Publié par : Doudou Sow | 10 septembre 2012

Le mentorat, une valeur ajoutée à la cohésion sociale

Apport de l'immigration Emploi-Québec a lancé en 2004 le projet Mentorat Québec-Pluriel pour offrir la possibilité aux jeunes adultes issus des communautés culturelles et de minorités visibles de bénéficier d’un encadrement et d’un soutien par l’établissement d’une relation privilégiée avec un mentor.

Le mentorat constitue un jumelage entre un professionnel expérimenté (un mentor) et un jeune (un mentoré) qui désire s’intégrer socioprofessionnellement.

La diversité, qui est certes source de richesse, peut néanmoins entraîner des tensions et des problèmes de gestion de main-d’œuvre. Pour cette raison, le mentorat est plus que nécessaire.

Sylvestre Roy-Chenier, (Québécois d’origine) intervenant social au Centre de santé et de services sociaux de la Pointe-de-l’Île, contribue à l’effort d’intégration des nouveaux arrivants au Québec et adapte le mentorat à une réalité interculturelle : « Je veux lui [le mentoré] faire part des réalités de la société québécoise, en lui parlant de l’histoire du Québec, en lui faisant découvrir des référents de la culture québécoise. »

Un rapprochement interculturel permet de rompre l’isolement de ces néo-Québécois, qui sont parfois isolés et par définition sont en difficulté vis-à-vis de la société (le chômage), vis-à-vis de la recherche d’emploi (ils ne connaissent pas les spécificités du monde du travail québécois, ils viennent juste d’arriver et vivent des problèmes d’acculturation, ils ne maîtrisent pas encore les méthodes dynamiques de recherche d’emploi, etc.).

La création du lien social rompt l’isolement et atténue le sentiment de découragement qui peut naître chez les immigrants. Comme la recherche d’emploi est un véritable parcours de combattant, le mentoré a parfois besoin d’une « petite tape dans le dos » encourageante. Cette approche psychosociale apporte une certaine confiance à l’immigrant.

L’immigrant perçoit chez le Québécois une ouverture et une certaine volonté de l’aider à trouver son propre chemin. Ce coup de main renforce davantage le développement du sentiment d’appartenance à la société d’accueil, la cohésion sociale et le vivre ensemble.
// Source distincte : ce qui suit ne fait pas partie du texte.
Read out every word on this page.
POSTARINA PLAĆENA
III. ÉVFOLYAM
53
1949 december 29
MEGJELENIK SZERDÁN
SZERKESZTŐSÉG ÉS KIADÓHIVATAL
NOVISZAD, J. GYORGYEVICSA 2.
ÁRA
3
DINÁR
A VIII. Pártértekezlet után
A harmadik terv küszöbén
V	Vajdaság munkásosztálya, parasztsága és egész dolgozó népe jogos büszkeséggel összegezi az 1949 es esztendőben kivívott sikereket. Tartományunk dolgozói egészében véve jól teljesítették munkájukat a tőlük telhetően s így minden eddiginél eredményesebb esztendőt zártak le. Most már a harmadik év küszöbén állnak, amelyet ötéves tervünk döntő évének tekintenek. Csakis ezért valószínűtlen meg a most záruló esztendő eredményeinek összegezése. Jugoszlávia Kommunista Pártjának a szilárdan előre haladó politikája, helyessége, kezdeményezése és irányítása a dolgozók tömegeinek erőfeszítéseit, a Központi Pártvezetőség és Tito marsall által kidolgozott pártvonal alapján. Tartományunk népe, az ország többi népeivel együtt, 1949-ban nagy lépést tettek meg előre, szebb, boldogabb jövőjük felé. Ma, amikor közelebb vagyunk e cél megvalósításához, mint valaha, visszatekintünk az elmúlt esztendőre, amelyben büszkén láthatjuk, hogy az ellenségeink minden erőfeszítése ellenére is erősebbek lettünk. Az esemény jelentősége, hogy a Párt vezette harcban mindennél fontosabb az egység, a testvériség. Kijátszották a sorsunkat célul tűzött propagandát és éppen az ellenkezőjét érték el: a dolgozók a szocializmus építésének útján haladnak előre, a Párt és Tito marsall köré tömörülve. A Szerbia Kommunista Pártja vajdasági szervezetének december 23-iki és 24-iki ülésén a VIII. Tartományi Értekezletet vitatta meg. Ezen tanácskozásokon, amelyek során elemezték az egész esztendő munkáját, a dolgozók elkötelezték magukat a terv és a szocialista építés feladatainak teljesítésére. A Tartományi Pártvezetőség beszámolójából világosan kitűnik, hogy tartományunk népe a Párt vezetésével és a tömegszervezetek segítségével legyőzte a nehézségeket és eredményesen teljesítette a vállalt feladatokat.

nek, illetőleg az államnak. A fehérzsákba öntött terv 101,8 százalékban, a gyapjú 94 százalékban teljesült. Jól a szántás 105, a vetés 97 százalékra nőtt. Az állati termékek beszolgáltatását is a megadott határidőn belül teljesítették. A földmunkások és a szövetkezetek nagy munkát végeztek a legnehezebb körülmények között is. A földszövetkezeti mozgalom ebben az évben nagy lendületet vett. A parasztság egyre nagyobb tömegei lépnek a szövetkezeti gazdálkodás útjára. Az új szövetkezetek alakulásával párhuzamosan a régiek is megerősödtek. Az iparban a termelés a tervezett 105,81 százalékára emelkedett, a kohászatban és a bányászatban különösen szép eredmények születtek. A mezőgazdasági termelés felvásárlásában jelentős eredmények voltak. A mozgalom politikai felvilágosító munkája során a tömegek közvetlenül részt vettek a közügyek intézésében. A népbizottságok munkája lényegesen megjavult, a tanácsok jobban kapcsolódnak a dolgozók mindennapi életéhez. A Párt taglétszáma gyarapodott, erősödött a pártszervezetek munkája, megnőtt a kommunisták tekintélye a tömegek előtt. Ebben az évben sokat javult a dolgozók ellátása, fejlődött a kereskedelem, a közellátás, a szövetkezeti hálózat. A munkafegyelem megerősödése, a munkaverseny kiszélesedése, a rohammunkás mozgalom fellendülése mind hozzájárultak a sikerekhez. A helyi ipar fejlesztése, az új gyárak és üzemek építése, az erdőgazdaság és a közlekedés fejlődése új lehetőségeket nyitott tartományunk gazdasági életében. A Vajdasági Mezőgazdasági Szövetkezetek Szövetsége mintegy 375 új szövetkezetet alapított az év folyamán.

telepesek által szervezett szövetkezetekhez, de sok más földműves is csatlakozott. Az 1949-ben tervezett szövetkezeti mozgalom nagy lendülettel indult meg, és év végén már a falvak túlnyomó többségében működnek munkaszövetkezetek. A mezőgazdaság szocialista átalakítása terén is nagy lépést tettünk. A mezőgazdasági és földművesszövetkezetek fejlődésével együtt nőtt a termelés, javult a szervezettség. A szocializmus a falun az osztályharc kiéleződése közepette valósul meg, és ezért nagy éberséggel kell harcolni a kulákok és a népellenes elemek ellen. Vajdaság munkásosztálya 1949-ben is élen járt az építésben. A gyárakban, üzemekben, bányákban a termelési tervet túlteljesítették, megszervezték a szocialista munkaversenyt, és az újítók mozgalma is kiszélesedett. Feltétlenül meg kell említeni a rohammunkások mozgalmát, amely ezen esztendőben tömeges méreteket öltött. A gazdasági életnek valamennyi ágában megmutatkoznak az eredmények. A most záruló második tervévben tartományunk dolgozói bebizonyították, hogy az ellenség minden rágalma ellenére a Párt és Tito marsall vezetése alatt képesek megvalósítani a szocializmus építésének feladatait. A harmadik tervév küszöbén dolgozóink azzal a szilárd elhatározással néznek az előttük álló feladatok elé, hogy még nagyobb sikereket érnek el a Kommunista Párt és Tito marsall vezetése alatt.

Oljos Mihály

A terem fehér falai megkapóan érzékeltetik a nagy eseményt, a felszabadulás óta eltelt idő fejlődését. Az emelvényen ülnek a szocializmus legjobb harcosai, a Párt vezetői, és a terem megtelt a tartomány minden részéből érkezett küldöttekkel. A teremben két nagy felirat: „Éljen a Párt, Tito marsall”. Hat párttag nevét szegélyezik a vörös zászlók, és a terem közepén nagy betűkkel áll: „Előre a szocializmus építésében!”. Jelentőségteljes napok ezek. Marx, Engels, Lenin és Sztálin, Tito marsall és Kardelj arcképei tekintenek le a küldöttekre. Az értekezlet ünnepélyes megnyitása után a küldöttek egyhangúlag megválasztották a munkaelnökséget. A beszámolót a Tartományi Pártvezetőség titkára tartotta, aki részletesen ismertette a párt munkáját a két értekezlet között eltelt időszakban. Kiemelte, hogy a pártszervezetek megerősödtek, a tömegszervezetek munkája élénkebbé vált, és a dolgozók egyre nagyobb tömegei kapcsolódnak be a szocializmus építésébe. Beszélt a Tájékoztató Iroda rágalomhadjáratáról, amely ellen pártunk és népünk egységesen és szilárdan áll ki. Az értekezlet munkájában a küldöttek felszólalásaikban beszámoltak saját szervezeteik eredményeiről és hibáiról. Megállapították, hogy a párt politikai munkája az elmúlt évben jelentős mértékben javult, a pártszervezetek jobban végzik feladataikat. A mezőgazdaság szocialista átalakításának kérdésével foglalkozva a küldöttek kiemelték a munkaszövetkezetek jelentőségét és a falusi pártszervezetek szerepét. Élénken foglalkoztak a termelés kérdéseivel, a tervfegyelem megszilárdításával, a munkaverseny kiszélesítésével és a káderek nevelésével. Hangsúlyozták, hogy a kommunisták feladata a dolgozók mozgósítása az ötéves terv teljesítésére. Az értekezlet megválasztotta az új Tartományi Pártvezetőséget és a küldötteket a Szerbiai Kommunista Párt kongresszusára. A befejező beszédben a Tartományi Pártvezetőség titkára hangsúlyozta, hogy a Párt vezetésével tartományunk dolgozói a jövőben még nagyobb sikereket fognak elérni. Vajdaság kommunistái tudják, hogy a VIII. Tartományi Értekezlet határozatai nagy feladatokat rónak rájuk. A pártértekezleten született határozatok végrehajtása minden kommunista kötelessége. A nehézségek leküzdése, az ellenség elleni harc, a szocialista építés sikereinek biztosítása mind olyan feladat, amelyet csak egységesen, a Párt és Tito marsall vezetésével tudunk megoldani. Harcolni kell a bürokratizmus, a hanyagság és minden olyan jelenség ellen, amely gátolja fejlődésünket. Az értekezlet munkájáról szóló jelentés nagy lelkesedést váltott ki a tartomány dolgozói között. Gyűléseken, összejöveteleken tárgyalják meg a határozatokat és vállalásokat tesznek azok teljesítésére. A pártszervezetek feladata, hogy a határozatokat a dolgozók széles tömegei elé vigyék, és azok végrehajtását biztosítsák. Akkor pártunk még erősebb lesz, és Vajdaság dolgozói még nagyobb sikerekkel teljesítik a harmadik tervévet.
L’éthique de la solidarité et du principe du « donner et du recevoir » constituent le ciment de ces initiatives citoyennes.

La solidarité est le produit de la réciprocité qui se traduit entre les acteurs sous forme d’échanges d’expériences, de conseils, de dialogues et d’aides.

La contribution du mentor permet un renforcement des liens, une meilleure compréhension et une ouverture face à la relation interculturelle et intergénérationnelle.

Certains participants essaient de mettre tous les atouts de leur côté afin de surmonter les difficultés liées aux exigences des ordres professionnels, à la non reconnaissance des diplômes et des acquis, et à la barrière linguistique. C’est, par exemple, le cas de Georgina Halladjian, originaire de l’Argentine et arrivée au Québec depuis juillet 2008 : « Je continue à étudier le français… Depuis que je suis arrivée à Montréal, je suis des ateliers de recherche d’emploi et j’apprends comment le marché de travail fonctionne ici. Je fais du mieux que je peux pour m’intégrer à la société. Je sais que je vais réussir, c’est une question de temps», conclut-elle.

Les relations de ces acteurs (mentors-mentorés) qui sont en interaction les uns avec les autres reposent sur une certaine confiance mutuelle impliquant une réciprocité fondée sur le bénévolat et le volontariat.

Les jeunes adultes ont besoin de repères et de modèles de réussite et le mentor en offre un : lui-même.

Les membres de minorités visibles ne constituent pas un problème mais sont, au contraire, une solution aux problèmes de pénurie de main-d’œuvre. À ce titre, il faut faciliter leur intégration harmonieuse par le biais de la scolarité et du marché du travail. Le développement de la relève et de la diversité est à ce prix!

Le Carrefour jeunesse-emploi Bourassa-Sauvé dont la mission est l’intégration sociale et économique des jeunes adultes de 16 à 35 ans dans la société québécoise, participe grâce à son programme Mentorat Québec Pluriel à la dynamisation de ce tissu social.